悪夢十夜~獏印百味魘夢丸~ (57)

第二夜〇仮面 その一

前を歩いていた実奈(ミナ)が、食べ終わったお菓子の包み紙をポイと道端に捨てた。
後ろをおまけみたいに歩いていた私は、その包み紙をすぐに拾い上げた。

自分でも嫌になってしまう‥‥。こんな事をずっと続けている。見過ごせないのだ。これは、私を縛り続ける鎖のひとつ。

小学四年の時、図工の授業で、いろいろなメッセージをポスター風に描く課題があった。私は「ゴミのポイ捨て禁止」の絵を描いたのだが、それがどういう経緯からか市役所のロビーに、私の名札と共に貼り出された。
以来私は、「ゴミを捨てない女」、「ゴミを捨てることが許されない女」になったのだ。そして更には、「ポイ捨てゴミを見過ごせないでゴミを拾う女」に昇格した。
高校二年の秋。地元を離れて、こうして修学旅行先の馴染みのない観光地を歩いていても、相も変わらずそれをやっている。

屑入れは何処だろう?‥手に包み紙を持って、私は辺りを見回した。
何せ始めて来た場所で右も左も分からない。ただ、両側に土産物を売るお店や食事とかお茶ができるお店がずらりと立ち並ぶ一本道が続いているだけなので迷う心配はなさそうだ。
それにこの道行きにそもそも私の主導権は無いのである。「自由行動」を共にする前を行く五人の同級生に黙ってついて行けばいいのだ。

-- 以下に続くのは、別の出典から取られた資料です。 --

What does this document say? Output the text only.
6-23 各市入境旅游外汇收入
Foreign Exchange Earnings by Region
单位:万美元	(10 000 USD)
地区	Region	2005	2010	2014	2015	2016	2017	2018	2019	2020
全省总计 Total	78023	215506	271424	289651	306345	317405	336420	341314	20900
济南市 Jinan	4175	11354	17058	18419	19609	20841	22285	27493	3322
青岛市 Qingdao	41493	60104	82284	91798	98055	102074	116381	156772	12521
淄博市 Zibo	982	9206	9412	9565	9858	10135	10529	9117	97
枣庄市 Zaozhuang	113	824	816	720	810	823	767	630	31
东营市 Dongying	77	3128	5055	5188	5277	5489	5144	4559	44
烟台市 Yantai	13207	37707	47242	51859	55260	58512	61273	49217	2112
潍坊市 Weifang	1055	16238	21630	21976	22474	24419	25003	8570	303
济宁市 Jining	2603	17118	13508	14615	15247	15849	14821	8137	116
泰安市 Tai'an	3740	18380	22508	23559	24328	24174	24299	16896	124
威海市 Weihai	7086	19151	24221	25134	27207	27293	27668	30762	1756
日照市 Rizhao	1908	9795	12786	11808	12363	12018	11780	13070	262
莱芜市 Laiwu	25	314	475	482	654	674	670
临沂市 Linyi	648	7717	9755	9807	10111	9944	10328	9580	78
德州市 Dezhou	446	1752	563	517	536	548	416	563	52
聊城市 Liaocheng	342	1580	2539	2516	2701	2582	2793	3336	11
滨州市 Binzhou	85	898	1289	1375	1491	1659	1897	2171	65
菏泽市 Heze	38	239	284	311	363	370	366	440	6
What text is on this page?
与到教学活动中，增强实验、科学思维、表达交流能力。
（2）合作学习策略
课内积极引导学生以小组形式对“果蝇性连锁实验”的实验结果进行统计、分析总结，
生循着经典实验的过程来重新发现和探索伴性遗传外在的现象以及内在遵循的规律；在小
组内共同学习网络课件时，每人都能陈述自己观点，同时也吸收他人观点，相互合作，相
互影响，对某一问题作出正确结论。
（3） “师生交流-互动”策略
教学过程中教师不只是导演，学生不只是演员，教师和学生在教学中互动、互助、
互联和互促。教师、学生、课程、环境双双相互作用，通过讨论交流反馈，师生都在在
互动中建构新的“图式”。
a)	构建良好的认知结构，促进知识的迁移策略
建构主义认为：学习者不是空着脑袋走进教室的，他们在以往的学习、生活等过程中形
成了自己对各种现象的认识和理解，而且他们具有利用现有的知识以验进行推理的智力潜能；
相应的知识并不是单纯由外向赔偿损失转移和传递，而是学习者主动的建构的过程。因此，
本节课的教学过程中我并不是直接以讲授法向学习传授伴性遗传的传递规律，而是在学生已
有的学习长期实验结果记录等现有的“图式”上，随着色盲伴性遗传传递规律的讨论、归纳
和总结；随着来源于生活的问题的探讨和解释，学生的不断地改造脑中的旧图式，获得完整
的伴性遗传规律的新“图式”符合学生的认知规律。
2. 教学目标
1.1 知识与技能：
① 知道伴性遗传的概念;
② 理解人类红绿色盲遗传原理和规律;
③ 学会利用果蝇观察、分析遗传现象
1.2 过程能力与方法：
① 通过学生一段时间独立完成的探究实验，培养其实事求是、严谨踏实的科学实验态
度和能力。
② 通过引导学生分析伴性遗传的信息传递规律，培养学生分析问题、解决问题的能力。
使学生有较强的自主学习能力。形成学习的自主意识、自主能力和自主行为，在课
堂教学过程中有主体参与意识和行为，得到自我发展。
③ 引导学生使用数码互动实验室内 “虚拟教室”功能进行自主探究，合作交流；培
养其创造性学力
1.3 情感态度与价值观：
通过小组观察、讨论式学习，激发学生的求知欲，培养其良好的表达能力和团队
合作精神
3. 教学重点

「あっ!見て見て!あんなものがある」先頭を歩いていた文音(アヤネ)が指をさして叫ぶ。
「やったね!」その横、さっきからスマホをかざしてあちらこちらの風景をデータに収めていた凪子(ナギコ)が小躍りする。
「へーえ‥」「‥すごいね」興奮する二人のすぐ後ろを歩いていた沙織(サオリ)と陶子(ト-コ)があからさまに気のない返事をしてみせた。
そのさらに後ろ、私の前を歩いていた実奈はと言うと、いつもの彼女らしく格別何の反応も示さずあさっての方向を見ている。
最後尾にいた私は、何があったのかを前の五人越しに確かめるべく首を伸ばし、赤べこの如く上下左右に忙(せわ)しく動かした。
右前方、軒を連ねていたお店が途切れて、観光バスも入れそうな広めの駐車場がぽっかりと出現していた。その突き当たりにポツンと建っているカラフルな看板の様なものが見て取れる。どうやらそいつが、文音と凪子を興奮させているものらしい。

『アニメ 天と地と僕と ゆかりの地』
建っていた看板にはそう書かれていた。その正体は、観光地や商業施設などで時々見かける「顔出しパネル」であった。アニメ「天と地と僕と」に登場するキャラクターが描かれ、その顔の部分が切り抜かれて空洞になっている。
早速文音と凪子はスマホのカメラにそのパネルを収めながら、「思ってたよりも良い出来」などと評価している。沙織、陶子、実奈と私は、そんな彼女達を遠巻きに見ていた。
修学旅行の自由行動でここを選んだのも文音と凪子。彼女達の熱狂するアニメ「天と地と僕と」の主人公「ワタル」が異世界に迷い込むきっかけとなった場所のモデルがどうやらこの地らしく、二人の目的は所謂(いわゆる)「聖地巡礼」であった。
あまり‥、否(いや)まったく興味の無かったグループの私を含めた残りの四人がこの選択に異を唱えなかったのは、「別段、行きたい場所が他に見当たらなかった」と言う、極めて消極的で在り来たりな理由からであった。

「これがワタルでしょ。まわりにおわすのが四家四獣神の方々ね」
「ねえ!みんなこっちに来てよ、記念撮影するよ!」
文音と凪子が手招きしている。すごすごと私たちは従った。
「私、ワタルやっていい?」「だったら私は四獣神の紅一点、サキがいい!」当然の事ながら、まず文音と凪子がポジションを決めた。残った顔出しの穴は三つ。
「できれば‥男臭い獣神は避けたい‥‥」ぶつぶつ言いながら陶子が、続いて何も言わずに実奈がパネルの後ろに回った。残った穴は一つ。沙織も後ろに回ろうとしたので、出遅れた私は自分の運命を悟って‥‥・こう言った。
「じゃあ、私が撮るね」

これが私の‥‥常日頃のポジションである。